Savunma sektöründe milli ve yerli teknolojiler üretilmesi için AR-GE’ye önem verilmesi gerektiğine vurgu yapan RFT Araştırma A.Ş. Yönetim Kurulu Başkanı Prof. Dr. Sıddık Yarman, devletin bu çalışmaları yürüten az sayıda insanı desteklemesi gerektiğini dile getiriyor ve ekliyor: “Biz hala AR-GE’ye, teknoloji geliştirmeye kararlıyız. Ölünceye kadar da ülkemizin hizmetinde teknoloji üretmeye devam edeceğiz.”
Savunma Sektörünün duayen ismi Prof. Dr. Sıddık Yarman teknoloji üretiminde iştahını kaybetmeyen, ülkemizin önde gelen akademisyenleri arasında. Araştırma çalışmalarını Yönetim Kurulu Başkanlığını yürüttüğü RFT Araştırma A.Ş.’de sürdüren Yarman, Savronik A.Ş.’deki ortaklığını da sürdürüyor. Prof. Dr. Sıddık Yarman ile RFT ve Savronik’in çalışmaları yanında Türk Savunma sektöründeki gelişmeleri de konuştuk.
Öncelikle RFT’nin yapısını ve faaliyet alanlarını konuşarak söyleşimize giriş yapalım isterseniz…

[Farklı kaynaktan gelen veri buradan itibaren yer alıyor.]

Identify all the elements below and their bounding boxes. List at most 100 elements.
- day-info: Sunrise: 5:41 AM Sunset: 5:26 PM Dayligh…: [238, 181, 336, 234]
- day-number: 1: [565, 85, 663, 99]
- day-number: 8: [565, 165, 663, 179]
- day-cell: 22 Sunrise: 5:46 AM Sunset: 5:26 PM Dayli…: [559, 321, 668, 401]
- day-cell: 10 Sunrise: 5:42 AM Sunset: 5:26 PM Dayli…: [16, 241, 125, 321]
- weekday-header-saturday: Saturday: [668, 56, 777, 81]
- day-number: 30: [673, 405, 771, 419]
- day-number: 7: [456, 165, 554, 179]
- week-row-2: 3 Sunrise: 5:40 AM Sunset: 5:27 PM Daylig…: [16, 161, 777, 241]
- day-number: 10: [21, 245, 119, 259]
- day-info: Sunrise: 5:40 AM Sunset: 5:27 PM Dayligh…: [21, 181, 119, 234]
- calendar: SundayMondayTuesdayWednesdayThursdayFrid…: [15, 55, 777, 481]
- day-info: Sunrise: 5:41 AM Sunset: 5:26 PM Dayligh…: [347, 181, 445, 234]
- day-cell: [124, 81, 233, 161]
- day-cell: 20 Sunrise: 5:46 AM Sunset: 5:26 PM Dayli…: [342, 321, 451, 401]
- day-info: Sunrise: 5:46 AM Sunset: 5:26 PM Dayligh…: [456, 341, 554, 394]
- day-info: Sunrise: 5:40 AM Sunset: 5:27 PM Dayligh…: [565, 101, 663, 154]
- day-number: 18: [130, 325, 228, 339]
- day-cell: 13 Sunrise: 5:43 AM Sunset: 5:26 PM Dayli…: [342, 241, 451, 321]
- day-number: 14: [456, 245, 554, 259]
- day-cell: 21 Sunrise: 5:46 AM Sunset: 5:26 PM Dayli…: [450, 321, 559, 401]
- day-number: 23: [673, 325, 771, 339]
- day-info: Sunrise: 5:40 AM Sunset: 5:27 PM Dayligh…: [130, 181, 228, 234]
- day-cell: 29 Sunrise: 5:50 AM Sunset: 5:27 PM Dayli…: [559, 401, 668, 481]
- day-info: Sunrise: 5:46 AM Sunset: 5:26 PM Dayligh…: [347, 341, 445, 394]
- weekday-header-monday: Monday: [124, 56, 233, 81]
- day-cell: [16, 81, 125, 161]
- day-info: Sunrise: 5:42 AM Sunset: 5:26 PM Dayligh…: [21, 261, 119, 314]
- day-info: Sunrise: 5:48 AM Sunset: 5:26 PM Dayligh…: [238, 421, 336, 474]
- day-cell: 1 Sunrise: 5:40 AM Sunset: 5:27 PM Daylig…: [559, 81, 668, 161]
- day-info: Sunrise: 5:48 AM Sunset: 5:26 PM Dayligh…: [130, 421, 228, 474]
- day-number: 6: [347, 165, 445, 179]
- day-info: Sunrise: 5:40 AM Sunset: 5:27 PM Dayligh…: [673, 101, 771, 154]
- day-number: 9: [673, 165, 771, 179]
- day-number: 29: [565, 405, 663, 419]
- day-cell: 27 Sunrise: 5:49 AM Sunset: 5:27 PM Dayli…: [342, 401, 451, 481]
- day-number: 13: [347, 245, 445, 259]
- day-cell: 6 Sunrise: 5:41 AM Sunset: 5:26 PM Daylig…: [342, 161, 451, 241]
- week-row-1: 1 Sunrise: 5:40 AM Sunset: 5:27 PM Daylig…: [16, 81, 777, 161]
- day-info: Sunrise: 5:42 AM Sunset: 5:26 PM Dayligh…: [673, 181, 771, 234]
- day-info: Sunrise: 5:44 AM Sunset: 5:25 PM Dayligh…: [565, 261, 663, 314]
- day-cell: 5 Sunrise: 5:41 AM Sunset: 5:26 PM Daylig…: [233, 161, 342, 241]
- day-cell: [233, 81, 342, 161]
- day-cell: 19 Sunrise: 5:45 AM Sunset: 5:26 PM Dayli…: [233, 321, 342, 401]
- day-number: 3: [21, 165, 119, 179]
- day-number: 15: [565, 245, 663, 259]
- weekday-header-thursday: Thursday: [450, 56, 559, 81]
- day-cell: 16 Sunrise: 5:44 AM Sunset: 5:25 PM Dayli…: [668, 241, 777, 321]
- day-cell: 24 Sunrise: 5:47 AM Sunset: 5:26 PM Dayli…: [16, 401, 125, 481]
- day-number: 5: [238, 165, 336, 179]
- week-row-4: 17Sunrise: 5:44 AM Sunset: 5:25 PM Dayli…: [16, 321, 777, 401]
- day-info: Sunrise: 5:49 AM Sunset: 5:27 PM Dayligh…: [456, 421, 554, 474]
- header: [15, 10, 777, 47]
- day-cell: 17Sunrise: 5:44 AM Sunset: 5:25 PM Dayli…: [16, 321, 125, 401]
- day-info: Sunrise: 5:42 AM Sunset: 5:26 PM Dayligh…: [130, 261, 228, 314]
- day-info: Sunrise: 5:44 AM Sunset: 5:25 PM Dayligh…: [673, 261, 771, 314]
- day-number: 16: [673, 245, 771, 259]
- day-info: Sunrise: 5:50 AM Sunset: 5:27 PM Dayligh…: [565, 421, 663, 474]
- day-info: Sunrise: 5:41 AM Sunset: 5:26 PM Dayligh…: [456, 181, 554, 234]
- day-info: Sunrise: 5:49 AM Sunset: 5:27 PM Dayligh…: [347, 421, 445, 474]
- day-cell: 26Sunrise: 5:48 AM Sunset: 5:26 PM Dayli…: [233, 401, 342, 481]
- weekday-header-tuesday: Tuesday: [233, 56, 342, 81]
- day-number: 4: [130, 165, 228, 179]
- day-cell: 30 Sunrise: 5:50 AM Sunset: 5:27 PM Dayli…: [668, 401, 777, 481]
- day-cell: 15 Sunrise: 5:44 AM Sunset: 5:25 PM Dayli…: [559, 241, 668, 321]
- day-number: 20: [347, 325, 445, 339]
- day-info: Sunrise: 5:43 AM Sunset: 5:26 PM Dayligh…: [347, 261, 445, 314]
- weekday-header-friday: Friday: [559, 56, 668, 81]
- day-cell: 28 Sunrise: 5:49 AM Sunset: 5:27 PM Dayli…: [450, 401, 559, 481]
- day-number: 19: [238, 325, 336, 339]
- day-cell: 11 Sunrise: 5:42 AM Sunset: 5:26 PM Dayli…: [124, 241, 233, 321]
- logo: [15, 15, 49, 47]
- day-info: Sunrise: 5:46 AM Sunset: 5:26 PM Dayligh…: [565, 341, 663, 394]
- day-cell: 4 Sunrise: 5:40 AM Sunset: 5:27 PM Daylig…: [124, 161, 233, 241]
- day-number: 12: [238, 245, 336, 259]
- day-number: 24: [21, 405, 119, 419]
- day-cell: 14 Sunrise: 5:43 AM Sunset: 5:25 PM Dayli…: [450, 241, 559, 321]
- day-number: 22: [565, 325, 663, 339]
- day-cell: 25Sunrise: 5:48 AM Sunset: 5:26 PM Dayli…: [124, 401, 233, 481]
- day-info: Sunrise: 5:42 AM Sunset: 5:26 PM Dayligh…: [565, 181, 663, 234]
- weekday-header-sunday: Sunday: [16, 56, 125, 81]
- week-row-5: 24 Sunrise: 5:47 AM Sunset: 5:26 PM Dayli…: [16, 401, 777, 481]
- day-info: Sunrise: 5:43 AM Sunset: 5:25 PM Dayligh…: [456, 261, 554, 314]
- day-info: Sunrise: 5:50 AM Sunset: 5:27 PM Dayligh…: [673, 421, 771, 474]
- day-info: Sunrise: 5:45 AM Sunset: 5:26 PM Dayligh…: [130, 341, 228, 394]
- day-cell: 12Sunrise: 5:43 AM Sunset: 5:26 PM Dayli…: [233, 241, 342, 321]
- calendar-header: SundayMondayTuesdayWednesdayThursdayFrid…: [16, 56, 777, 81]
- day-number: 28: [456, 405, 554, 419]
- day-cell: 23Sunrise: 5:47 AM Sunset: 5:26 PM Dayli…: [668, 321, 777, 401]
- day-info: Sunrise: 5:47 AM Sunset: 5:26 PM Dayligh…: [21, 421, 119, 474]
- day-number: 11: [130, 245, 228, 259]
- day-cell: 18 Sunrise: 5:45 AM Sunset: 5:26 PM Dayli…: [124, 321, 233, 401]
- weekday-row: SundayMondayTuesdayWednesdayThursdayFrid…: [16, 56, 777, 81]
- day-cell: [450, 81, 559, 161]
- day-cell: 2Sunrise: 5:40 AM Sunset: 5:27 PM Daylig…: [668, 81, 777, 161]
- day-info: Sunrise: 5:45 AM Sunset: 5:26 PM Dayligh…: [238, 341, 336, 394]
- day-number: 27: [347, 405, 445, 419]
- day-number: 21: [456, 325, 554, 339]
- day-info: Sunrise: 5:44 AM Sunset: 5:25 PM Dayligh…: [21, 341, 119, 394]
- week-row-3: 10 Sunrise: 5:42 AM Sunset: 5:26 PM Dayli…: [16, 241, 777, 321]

RFT Araştırma A.Ş. bir araştırma şirketidir. RFT, kardeş kuruluşumuz olan Savronik’in yüzde 25 hissesine sahip ana ortaklarından birisidir. Büyük şirketlerde araştırma yapmak zorlaştığı için araştırma çalışmalarını RFT altında yapmaya karar verdim. Faaliyet alanlarımızı da 6 başlıkta anlatabilirim:
İlk olarak; RFT Araştırma olarak firmamıza adını veren ve özgün buluşlarımızdan olan “Real Frequency Tecniques-RFT” kullanarak, geniş bantlı güç amplifikatörleri, anten uyumlaştırma devreleri, mikrodalga komünikasyon modülleri, vb. ürünlerin tasarımını ve prototip üretimini yapmaktayız.
İkinci faaliyet alanımız güvenli haberleşmedir. Bu alanda geliştirdiğimiz SYMPES, elektrik işaretlerini sistematik olarak modellemek için kullanılan modelleme algoritmamızın orijinal adıdır. Ses ve biyomedikal işaretler gibi (örn. elektrokardiyografi-EKG,) tek boyutlu işaretlerin ve resim, biyomedikal resim, video gibi iki boyutlu işaretlerin modellenmesi için özgün bir matematik modelleme tekniğidir. Modellemenin temelinde IP tabanlı muhabere sistemlerinde standart kodlayıcılardan(codec) farklı olarak, verinin kendisi gönderilmeden, veriye ait indis değerlerinin haberleşme ortamında iletilmesi yer almaktadır. Bu sayede, sistemin doğal yapısı gereği güvenli haberleşme alt yapısı sunulur.
Üçüncü faaliyet alanı olarak firmamız tarafından geliştirilen karar destek sistemleri de çeşitli kuruluşlar tarafından başarı ile kullanılmaktadır. Bu sistemler Yönetim ve Bilişim Sistemleri alanında insan etkileşimli olayları değerlendirmek, yöneticilere karar vermede destek olmak için kullanılmaktadır. Günlük olayların içindeki bazı hastalıkların, kazaların tanısı ve bu tanılarda insan etkileşimini ölçmek için geliştirilmiş özgün modelleme yöntemleridir.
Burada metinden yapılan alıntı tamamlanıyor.